Setelah memilih-milih sebentar, kami pesan dua jenis old-fashioned ice cream. Saya pesan seporsi single scoop es krim stroberi, sementara Nyonya memilih tutti frutti. Driver taksi online yang tadi mengantarkan kami menyebut bahwa es krim adalah kuliner paling recommended dari Toko Oen. Saatnya membuktikan!
Sudah berganti pemilik
Sambil menunggu pesanan datang, saya berkeliaran. Dinding dalam Toko Oen lumayan menarik. Banyak foto repro yang dipajang. Sebagian besar adalah foto bangunan-bangunan tua di sekitar Jalan Kayutangan. Ada pula beberapa artwork warna-warni bernuansa kereta api alias spoor.
Di salah satu sudut, pohon natal berdiri tegak ditemani sebuah organ tua berwarna hitam. Konon pada waktu-waktu tertentu akan ada musisi yang memainkan organ itu untuk menghibur pengunjung Toko Oen. Sebuah radio tua dipajang dalam kotak kaca transparan.
Saya tertarik untuk mendekati pigura berisi potongan artikel Kompas yang mengulas Toko Oen. Dari sanalah saya tahu bahwa rupanya pemilik yang sekarang bukanlah keturunan Mr Oen yang merintis usaha restoran ini tahun 1930 lalu.
Setelah Mr Oen tutup usia, toko ini dikelola oleh keturunannya, sampai akhirnya seorang bernama Danny M tertarik untuk mengakuisisi Toko Oen. Tahun 1989 silam, Danny M membeli gedung Toko Oen beserta segala perabot yang ada di dalamnya.
Resep Toko Oen yang diwariskan turun-temurun
Setangkup es krim stroberi dan sebilah tutti frutti pun datang. Konon, resep makanan dan minuman di Toko Oen diwariskan secara turun-temurun dari satu koki ke koki lainnya (yang bisa tahan jadi karyawan Toko Oen sampai 30 tahun!).
Karena homemade dan resepnya diwariskan turun-temurun, es krim stroberi itu terasa lembut sekali di mulut. Rasa stroberi dan krimnya melebur jadi satu. Tiada yang lebih dominan. Begitu juga Tutti Fruttinya. Aroma coklat dan krim berpadu dengan rasa rempah yang menimbulkan sensasi tersendiri di lidah.
Rasanya memang tidak menggelora, tetapi hangat. Namun barangkali ini memang disengaja. Jika dilengkapi dengan perasa yang terlalu dominan, barangkali konsumen malah akan lebih cepat bosan.
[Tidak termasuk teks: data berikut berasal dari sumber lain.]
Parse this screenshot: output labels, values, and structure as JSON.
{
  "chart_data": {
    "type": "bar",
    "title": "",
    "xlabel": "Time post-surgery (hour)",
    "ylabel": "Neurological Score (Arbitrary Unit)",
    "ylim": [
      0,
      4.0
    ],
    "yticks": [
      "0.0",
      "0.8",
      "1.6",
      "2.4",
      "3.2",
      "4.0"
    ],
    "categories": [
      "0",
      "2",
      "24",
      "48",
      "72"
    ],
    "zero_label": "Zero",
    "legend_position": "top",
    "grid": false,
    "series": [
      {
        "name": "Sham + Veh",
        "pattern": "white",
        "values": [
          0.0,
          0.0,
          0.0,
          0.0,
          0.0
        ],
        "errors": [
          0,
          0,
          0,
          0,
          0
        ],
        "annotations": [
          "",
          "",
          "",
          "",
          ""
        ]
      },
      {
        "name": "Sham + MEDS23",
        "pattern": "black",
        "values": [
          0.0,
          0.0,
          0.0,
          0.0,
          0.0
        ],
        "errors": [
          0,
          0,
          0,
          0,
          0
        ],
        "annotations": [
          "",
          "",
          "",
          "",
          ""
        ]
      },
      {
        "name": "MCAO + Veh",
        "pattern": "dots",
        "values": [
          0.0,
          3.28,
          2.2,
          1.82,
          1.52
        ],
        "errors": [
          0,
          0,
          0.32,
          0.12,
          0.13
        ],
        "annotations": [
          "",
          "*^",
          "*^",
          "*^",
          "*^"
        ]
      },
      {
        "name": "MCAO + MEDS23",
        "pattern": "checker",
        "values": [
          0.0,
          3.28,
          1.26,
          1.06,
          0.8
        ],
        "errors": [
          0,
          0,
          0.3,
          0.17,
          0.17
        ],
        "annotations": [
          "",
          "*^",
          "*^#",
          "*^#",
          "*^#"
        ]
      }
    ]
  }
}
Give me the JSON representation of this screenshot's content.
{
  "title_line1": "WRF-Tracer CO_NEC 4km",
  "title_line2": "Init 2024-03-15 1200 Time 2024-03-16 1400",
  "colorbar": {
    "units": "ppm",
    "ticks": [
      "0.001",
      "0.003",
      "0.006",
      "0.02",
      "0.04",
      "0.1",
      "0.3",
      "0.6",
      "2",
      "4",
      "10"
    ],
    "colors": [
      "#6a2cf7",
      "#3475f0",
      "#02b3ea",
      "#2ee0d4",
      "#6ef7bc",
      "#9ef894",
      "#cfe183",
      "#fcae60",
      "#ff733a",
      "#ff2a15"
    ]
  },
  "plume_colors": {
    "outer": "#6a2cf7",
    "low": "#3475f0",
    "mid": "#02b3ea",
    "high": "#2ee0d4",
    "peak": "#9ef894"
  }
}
Mau tak mau ketika mencicipi es krim Oen saya teringat pada toko es krim Tip Top di Jalan Mangkubumi Yogyakarta (sekarang Jalan Margo Utomo) yang sekarang sudah tutup. Sama seperti Toko Oen, kedai itu juga terletak di dekat pusat keramaian. Hanya saja, dibanding Oen, bangunan Tip Top lebih kecil. Sepi pengunjung membuat kedai es krim tertua di Jogja itu tutup. (Tip Top di-rebrand menjadi Olddish Tip Top.)
Selain punya gedung yang lebih besar dan varian makanan yang lebih banyak, Toko Oen juga lebih social-media friendly. Selain itu, banyak juga blog atau media cetak yang mengulas tentang restoran penyintas zaman ini. Makanya Toko Oen masih bisa bertahan melawan gilasan roda waktu.
Es krim kami pun habis. Rasanya tak enak hati buat lama-lama di sana. Konsumen terus-menerus berdatangan, sementara yang di dalam terus bertahan. Setelah membayar kami keluar. Masih banyak hal-hal menarik lain yang bisa kami temui di Malang.
Pembaca realisme magis dan catatan perjalanan.
4 comments
Resto ini sangat vintage. Suasana tempo doeloe nya sangat terasa. Dan ini yg dicari banyak pelanggan di resto ini. Selain tempat yg vintage, menu makanannya pun juga klasik banget… es krim nya juga sangat jadul…. we love it….
Bener banget, Kak. Suasananya bikin pengen mampir terus. 🙂
Tempatnya vintage, berasa banget nuansa Hindia Belandanya. Makanannya tasty, rasa es krimnya unik, cuman kayaknya terlalu mahal satu scoop 25rb. Tapi nggak masalah lah buat nyobain sekali kali. Recomended place kalo misal lagi ada di Malang.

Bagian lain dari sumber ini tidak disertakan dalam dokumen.